Children are mightily affected by the government's budget, and thus it is critically important to understand how budgets are used to advance or obstruct child rights.  The Convention on the Rights of the Child (CRC) details the extent to which, and how, guarantees in other international human rights treaties apply to children.childrights Article 4 of the CRC essentially reiterates the obligations contained in the International Covenant on Economic, Social and Cultural Rights (ICESCR), applying them to government actions affecting children.

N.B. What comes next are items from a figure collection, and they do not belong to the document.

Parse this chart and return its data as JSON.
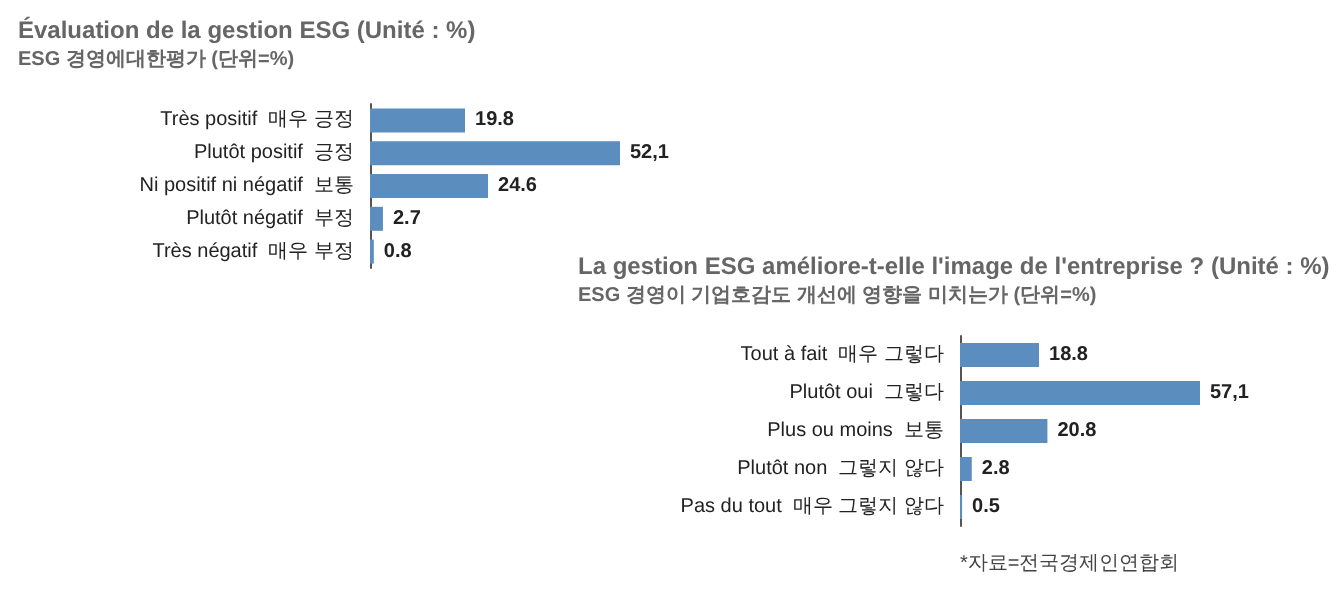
{
  "chart_data": [
    {
      "type": "bar",
      "orientation": "horizontal",
      "title": "Évaluation de la gestion ESG (Unité : %)",
      "subtitle": "ESG 경영에대한평가 (단위=%)",
      "categories": [
        "Très positif  매우 긍정",
        "Plutôt positif  긍정",
        "Ni positif ni négatif  보통",
        "Plutôt négatif  부정",
        "Très négatif  매우 부정"
      ],
      "values": [
        19.8,
        52.1,
        24.6,
        2.7,
        0.8
      ],
      "value_labels": [
        "19.8",
        "52,1",
        "24.6",
        "2.7",
        "0.8"
      ],
      "color": "#5b8dbf"
    },
    {
      "type": "bar",
      "orientation": "horizontal",
      "title": "La gestion ESG améliore-t-elle l'image de l'entreprise ? (Unité : %)",
      "subtitle": "ESG 경영이 기업호감도 개선에 영향을 미치는가 (단위=%)",
      "categories": [
        "Tout à fait  매우 그렇다",
        "Plutôt oui  그렇다",
        "Plus ou moins  보통",
        "Plutôt non  그렇지 않다",
        "Pas du tout  매우 그렇지 않다"
      ],
      "values": [
        18.8,
        57.1,
        20.8,
        2.8,
        0.5
      ],
      "value_labels": [
        "18.8",
        "57,1",
        "20.8",
        "2.8",
        "0.5"
      ],
      "color": "#5b8dbf",
      "annotations": [
        "*자료=전국경제인연합회"
      ]
    }
  ]
}
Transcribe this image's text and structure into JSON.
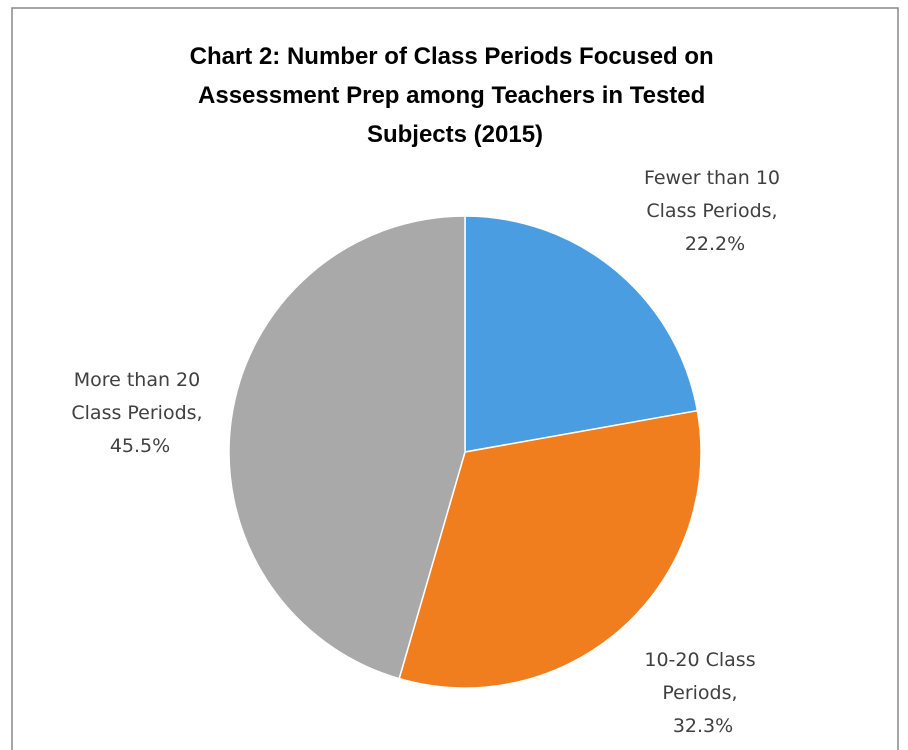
{
  "chart_data": {
    "type": "pie",
    "title": "Chart 2: Number of Class Periods Focused on Assessment Prep among Teachers in Tested Subjects (2015)",
    "values": [
      22.2,
      32.3,
      45.5
    ],
    "value_labels": [
      "Fewer than 10 Class Periods, 22.2%",
      "10-20 Class Periods, 32.3%",
      "More than 20 Class Periods, 45.5%"
    ],
    "colors": [
      "#4a9de0",
      "#f07e1f",
      "#a9a9a9"
    ]
  }
}
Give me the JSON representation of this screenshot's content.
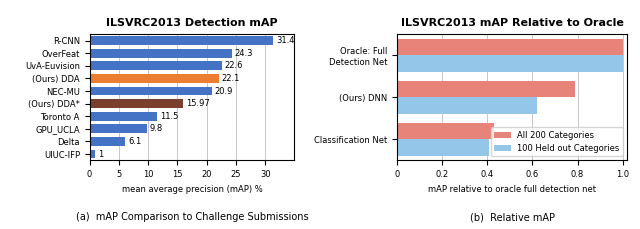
{
  "chart_data": [
    {
      "type": "bar",
      "orientation": "horizontal",
      "title": "ILSVRC2013 Detection mAP",
      "categories": [
        "R-CNN",
        "OverFeat",
        "UvA-Euvision",
        "(Ours) DDA",
        "NEC-MU",
        "(Ours) DDA*",
        "Toronto A",
        "GPU_UCLA",
        "Delta",
        "UIUC-IFP"
      ],
      "values": [
        31.4,
        24.3,
        22.6,
        22.1,
        20.9,
        15.97,
        11.5,
        9.8,
        6.1,
        1
      ],
      "colors": [
        "#4472C4",
        "#4472C4",
        "#4472C4",
        "#ED7D31",
        "#4472C4",
        "#7B3F2E",
        "#4472C4",
        "#4472C4",
        "#4472C4",
        "#4472C4"
      ],
      "x_label": "mean average precision (mAP) %",
      "xlim": [
        0,
        35
      ],
      "xticks": [
        0,
        5,
        10,
        15,
        20,
        25,
        30
      ],
      "grid": true,
      "data_labels": true,
      "annotations": [
        "(a)  mAP Comparison to Challenge Submissions"
      ]
    },
    {
      "type": "bar",
      "orientation": "horizontal",
      "title": "ILSVRC2013 mAP Relative to Oracle",
      "categories": [
        "Oracle: Full\nDetection Net",
        "(Ours) DNN",
        "Classification Net"
      ],
      "series": [
        {
          "name": "All 200 Categories",
          "color": "#E8837A",
          "values": [
            1.0,
            0.79,
            0.43
          ]
        },
        {
          "name": "100 Held out Categories",
          "color": "#93C6E8",
          "values": [
            1.0,
            0.62,
            0.41
          ]
        }
      ],
      "x_label": "mAP relative to oracle full detection net",
      "xlim": [
        0,
        1.02
      ],
      "xticks": [
        0,
        0.2,
        0.4,
        0.6,
        0.8,
        {
          "value": 1,
          "label": "1.0"
        }
      ],
      "grid": true,
      "legend": "lower right",
      "annotations": [
        "(b)  Relative mAP"
      ]
    }
  ]
}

The Committee on the Rights of the Child makes specific mention of budget-related measures in its General Comment 5, where it says:

…No State can tell whether it is fulfilling children’s economic, social and cultural rights “to the maximum extent of … available resources”, as it is required to do under article 4, unless it can identify the proportion of national and other budgets allocated to the social sector and, within that, to children, both directly and indirectly….The Committee needs to know what steps are taken at all levels of Government to ensure that economic and social planning and decision-making and budgetary decisions are made with the best interests of children as a primary consideration and that children, including in particular marginalized and disadvantaged groups of children, are protected from the adverse effects of economic policies or financial downturns.

Globally work on child rights and budgets range from initiatives that assess the impact on children of specific allocations and expenditures in a budget to ones that inform children about the budget and seek to involve them in discussions and advocacy related to the government’s budget.